I am a word lover. I'll freely admit. Aren't all writers? We roll words around our tongues like others do fine wine. We celebrate a particularly good arrangement of them with a fervor most people reserve for sports events and concerts. An apt description or nicely timed alliteration can set out hearts pounding. And while this is a wonderful thing when you make your living putting pen to paper, it can also be a handicap of sorts. Sometimes I think we writers want so badly to infuse their writing with interesting words and phrases that they use them way too liberally. Then instead of creating a scene the reader can really get behind and relate to, we end up drowning them in flowery pharses, esoteric vocabulary (now there's a doozy of a word), and way too many details.
I'm as guilty as the next writer. I love to flex my descriptive muscles and arrange a sentence in a way that's both interesting and rhythmic, but what I'm starting to really understand is this: simple and clear trumps all the rest of that stuff every time. In other words, sometimes a dirty window is best described as a dirty window, not a pane of smooth glass sanded over with the dust and grit of a thousand days. Our whole goal is to get the reader into the story and to do that we must focus on characters and plot first. The fancy words and phrasing should be pulled out with caution. Use them only to help establish mood and really put us in the scene or the character's head so that the story is as vivid as possible. I want to be there with the character, feeling what he/she is feeling and sensing what he/she senses. I don't want to have to wade through a sea of words to figure out what's going on. So how does one accomplish this? I have a few ideas...
1. Be choosy with big vocabulary: use the words you think of first, not the ones you look up later in the thesaurus that sound smarter.

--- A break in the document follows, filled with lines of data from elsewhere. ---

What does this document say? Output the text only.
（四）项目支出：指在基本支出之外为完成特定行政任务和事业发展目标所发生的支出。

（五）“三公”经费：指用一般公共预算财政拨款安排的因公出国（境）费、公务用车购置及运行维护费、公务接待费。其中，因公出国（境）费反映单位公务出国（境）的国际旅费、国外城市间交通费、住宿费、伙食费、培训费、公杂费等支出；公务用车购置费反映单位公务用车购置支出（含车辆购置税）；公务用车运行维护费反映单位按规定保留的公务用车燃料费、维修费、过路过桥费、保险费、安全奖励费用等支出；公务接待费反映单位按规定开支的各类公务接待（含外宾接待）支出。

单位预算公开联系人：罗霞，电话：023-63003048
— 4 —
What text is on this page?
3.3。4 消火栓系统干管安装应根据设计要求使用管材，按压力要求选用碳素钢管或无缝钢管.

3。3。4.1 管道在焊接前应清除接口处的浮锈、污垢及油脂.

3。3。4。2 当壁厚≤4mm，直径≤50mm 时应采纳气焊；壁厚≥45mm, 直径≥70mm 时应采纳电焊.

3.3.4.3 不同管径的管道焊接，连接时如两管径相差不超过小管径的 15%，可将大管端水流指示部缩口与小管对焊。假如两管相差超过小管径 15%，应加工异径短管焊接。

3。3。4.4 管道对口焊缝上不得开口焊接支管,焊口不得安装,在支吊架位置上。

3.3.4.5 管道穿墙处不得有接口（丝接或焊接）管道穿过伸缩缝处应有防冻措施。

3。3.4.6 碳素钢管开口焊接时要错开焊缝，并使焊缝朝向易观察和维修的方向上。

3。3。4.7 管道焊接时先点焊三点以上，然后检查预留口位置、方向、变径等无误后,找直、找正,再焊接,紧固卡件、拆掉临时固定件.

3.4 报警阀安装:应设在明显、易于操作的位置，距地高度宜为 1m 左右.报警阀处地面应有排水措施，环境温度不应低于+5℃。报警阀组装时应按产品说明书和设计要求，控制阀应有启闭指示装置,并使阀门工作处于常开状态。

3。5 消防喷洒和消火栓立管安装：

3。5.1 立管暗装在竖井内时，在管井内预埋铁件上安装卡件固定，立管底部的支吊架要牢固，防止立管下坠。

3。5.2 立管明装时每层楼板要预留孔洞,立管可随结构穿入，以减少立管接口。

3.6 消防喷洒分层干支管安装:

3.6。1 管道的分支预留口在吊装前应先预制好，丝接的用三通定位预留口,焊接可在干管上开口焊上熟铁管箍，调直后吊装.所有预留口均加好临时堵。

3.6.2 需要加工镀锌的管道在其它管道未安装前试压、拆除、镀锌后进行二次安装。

2. Get rid of as many phrases as you can without losing meaning. I mean instead of: The heart of the little girl beat rapidly, make it: The little girl's heart beat rapidly. Better, right?
3. Mow down your descriptions and pull out all the weeds. Whenever you choose to describe something in detail make sure it accomplishes something. If I'm looking at a man's face, I'm not going to notice every minute detail about it. I'll most likely be drawn to one or two things--and they can't be cliche or usual: the crescent shaped scar on his right cheekbone or the trail of freckles that march across his nose. I'll highlight what I feel lends to the character himself. An evil character might have a razor thin nose or conversely, a good character might have an endearing wayward curl that keeps dropping over his forhead and into one eye.
Am I saying get rid of all of the well turned bits and bobs in your story until you have out-Hemingwayed Hemingway? Perish the thought! Just be choosy. Sprinkle in only your most clever material and take out anything that muddies the waters. Easier said than done, right? But I'm fairly certain that if you get this one down, your writing will grow in leaps and bounds. I know mine has.